ADD/ADHD shows strong family association, but they truly don't know how much of it is genetic and how much is parenting. The consensus seems to be that it's a mixture.

Getting a diagnosis is important but it's also important to remember that with things like ADD/ADHD they cannot tell the difference between "true" ADD/ADHD (a neurological thing without outside influence) and ADD/ADHD behaviours, so having a diagnosis that she has one or both conditions isn't a life sentence and a lot can be done, especially when kids are young (some of our parents had kids in their teens and not yet diagnosed, heading towards jail). So diet IS ABSOLUTELY worth looking at, if it's a neurological thing it won't help but it won't hurt and if the behaviours are being exacerbated by something she's allergic to it will make a potentially big difference to her.

Two things that my mum noted through her interaction over 7 years with these kids are 1) you cannot teach an ADD/ADHD child not to hit by hitting them - i'm not criticising your methods, i have a normal child who i frequently want to strangle! - it's just what they found. Just as she links the simplicity of action "well my sister was doing it" when her sister is only 2 and she is 5 and should know better, she will NEVER get that mum and dad can hit but she can't, and 2) after they began funding parents to go on parenting courses 100% (there were only about 14 families/year) of them found their kids began to behave better and around 80% of those whose parents changed techniques actually had their diagnosis reversed, so great was the improvement. In almost all of the situations there was at least one parent with ADD/ADHD too, and the more parenting classes that parent did, the faster the situation improved. Don't misunderstand me, there were SOME children with ADD/ADHD and parenting could only somewhat limit the behaviours but there were MANY more where the parent-child dynamic had gotten into a place where neither were able to change and things were spiralling downwards. Parenting techniques cannot cure true ADD/ADHD, but they CAN allow you to parent in ways which will minimise it, and in ways YOU choose, rather than are driven to in desperation. With ADD/ADHD staying dead flat calm can be helpful, as the child cannot aprehend their own emotions regarding what is happening, and if the emotions of those around them also run higher they start to get out of control. If you remain calm (which is such hard work NO one can do it all the time) they have only their own emotional response to deal with, and not those around them too. I have many times watched my mum state the fact "it's time to go home now" and then as the child kicked and screamed and scratched and bit, calmly lead them away, saying "now we are going home". It takes a lot of work and the results are small but calmness is contagious after a while. Mum's silence gave them a chance to reflect.

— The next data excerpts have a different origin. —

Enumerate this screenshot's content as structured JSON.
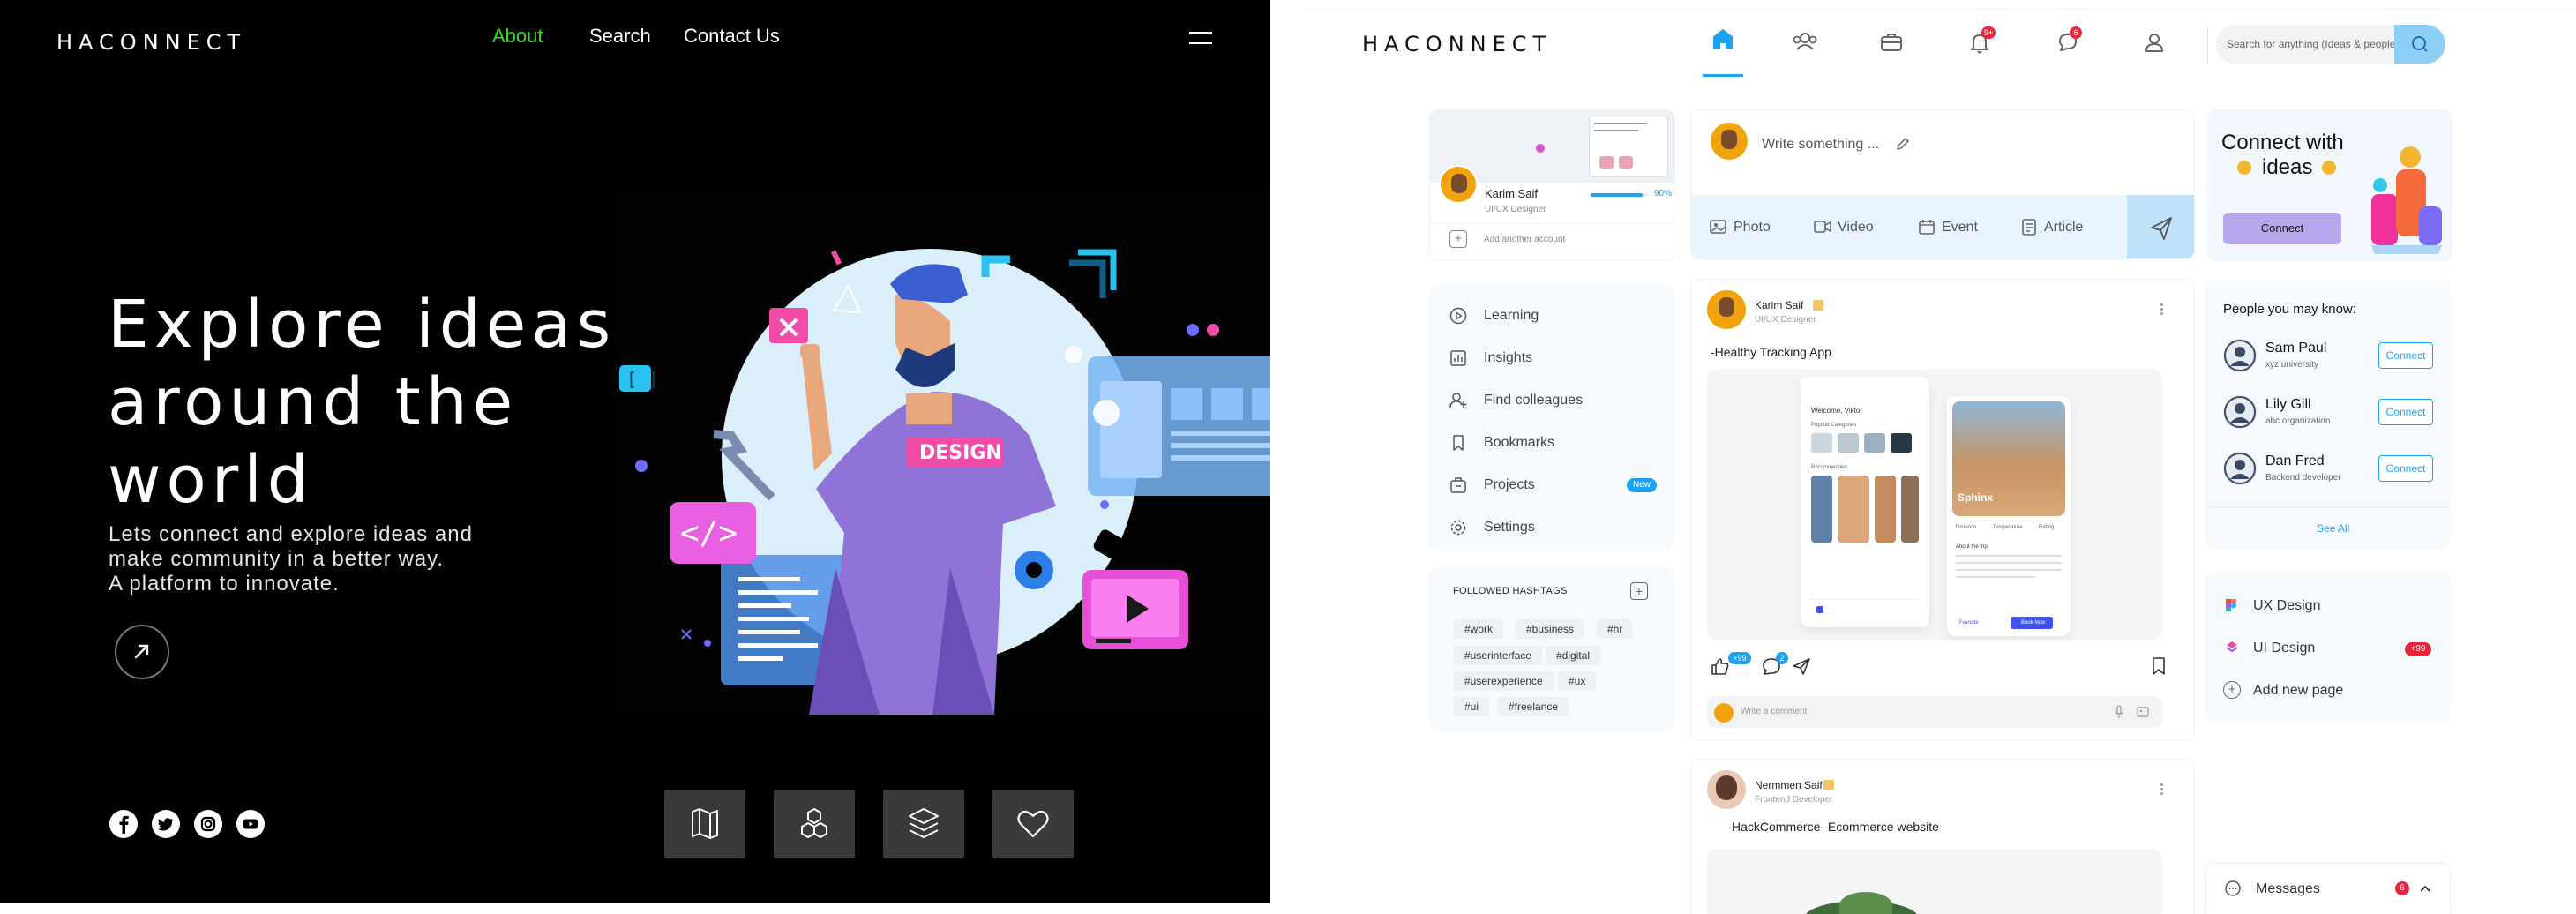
{
  "left": {
    "logo": "HACONNECT",
    "nav": {
      "about": "About",
      "search": "Search",
      "contact": "Contact Us"
    },
    "hero_lines": [
      "Explore ideas",
      "around the",
      "world"
    ],
    "sub_lines": [
      "Lets connect and explore ideas and",
      "make community in a better way.",
      "A platform to innovate."
    ],
    "illustration_text": "DESIGN",
    "colors": {
      "accent": "#39d928",
      "bg": "#000000"
    },
    "social_icons": [
      "facebook-icon",
      "twitter-icon",
      "instagram-icon",
      "youtube-icon"
    ],
    "bottom_icons": [
      "map-icon",
      "boxes-icon",
      "layers-icon",
      "heart-icon"
    ]
  },
  "right": {
    "logo": "HACONNECT",
    "nav_icons": [
      "home-icon",
      "users-icon",
      "briefcase-icon",
      "bell-icon",
      "chat-icon",
      "profile-icon"
    ],
    "badges": {
      "notifications": "9+",
      "messages": "6"
    },
    "search_placeholder": "Search for anything (Ideas & people)",
    "profile": {
      "name": "Karim Saif",
      "role": "UI/UX Designer",
      "progress_label": "90%",
      "progress": 0.9,
      "add_account": "Add another account"
    },
    "composer": {
      "placeholder": "Write something ...",
      "actions": [
        "Photo",
        "Video",
        "Event",
        "Article"
      ]
    },
    "promo": {
      "title_1": "Connect with",
      "title_2": "ideas",
      "button": "Connect"
    },
    "menu": [
      {
        "label": "Learning",
        "icon": "play-icon"
      },
      {
        "label": "Insights",
        "icon": "chart-icon"
      },
      {
        "label": "Find colleagues",
        "icon": "user-add-icon"
      },
      {
        "label": "Bookmarks",
        "icon": "bookmark-icon"
      },
      {
        "label": "Projects",
        "icon": "projects-icon",
        "badge": "New"
      },
      {
        "label": "Settings",
        "icon": "settings-icon"
      }
    ],
    "hashtags": {
      "title": "FOLLOWED HASHTAGS",
      "tags": [
        "#work",
        "#business",
        "#hr",
        "#userinterface",
        "#digital",
        "#userexperience",
        "#ux",
        "#ui",
        "#freelance"
      ]
    },
    "post1": {
      "author": "Karim Saif",
      "role": "UI/UX Designer",
      "text": "-Healthy Tracking App",
      "likes": "+99",
      "comments": "2",
      "comment_placeholder": "Write a comment",
      "screen_a": {
        "welcome": "Welcome, Viktor",
        "section": "Popular Categories",
        "rec": "Recommended"
      },
      "screen_b": {
        "title": "Sphinx",
        "stats": [
          "Distance",
          "Temperature",
          "Rating"
        ],
        "about": "About the trip",
        "buttons": [
          "Favorite",
          "Book Now"
        ]
      }
    },
    "post2": {
      "author": "Nermmen Saif",
      "role": "Frontend Developer",
      "text": "HackCommerce- Ecommerce website"
    },
    "people": {
      "title": "People you may know:",
      "list": [
        {
          "name": "Sam Paul",
          "org": "xyz university",
          "button": "Connect"
        },
        {
          "name": "Lily Gill",
          "org": "abc organization",
          "button": "Connect"
        },
        {
          "name": "Dan Fred",
          "org": "Backend developer",
          "button": "Connect"
        }
      ],
      "see_all": "See All"
    },
    "pages": [
      {
        "label": "UX Design"
      },
      {
        "label": "UI Design",
        "badge": "+99"
      },
      {
        "label": "Add new page"
      }
    ],
    "messages": {
      "label": "Messages",
      "badge": "6"
    },
    "colors": {
      "accent": "#1da1f2",
      "alert": "#e8253b",
      "new_badge": "#1da1f2"
    }
  }
}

I feel for you hun, it is so hard to raise a difficult child, but as you see in your DH, they can grow up to be truly wonderful people. You are up against it now, but you're actively seeking answers and you WILL find your way through this, all of you.

I would concentrate just now on getting a formal diagnosis and looking at Triple P or whatever is local to you to let you fill your parenting toolbox up with ways to help your DD. Hang in there, you can do this!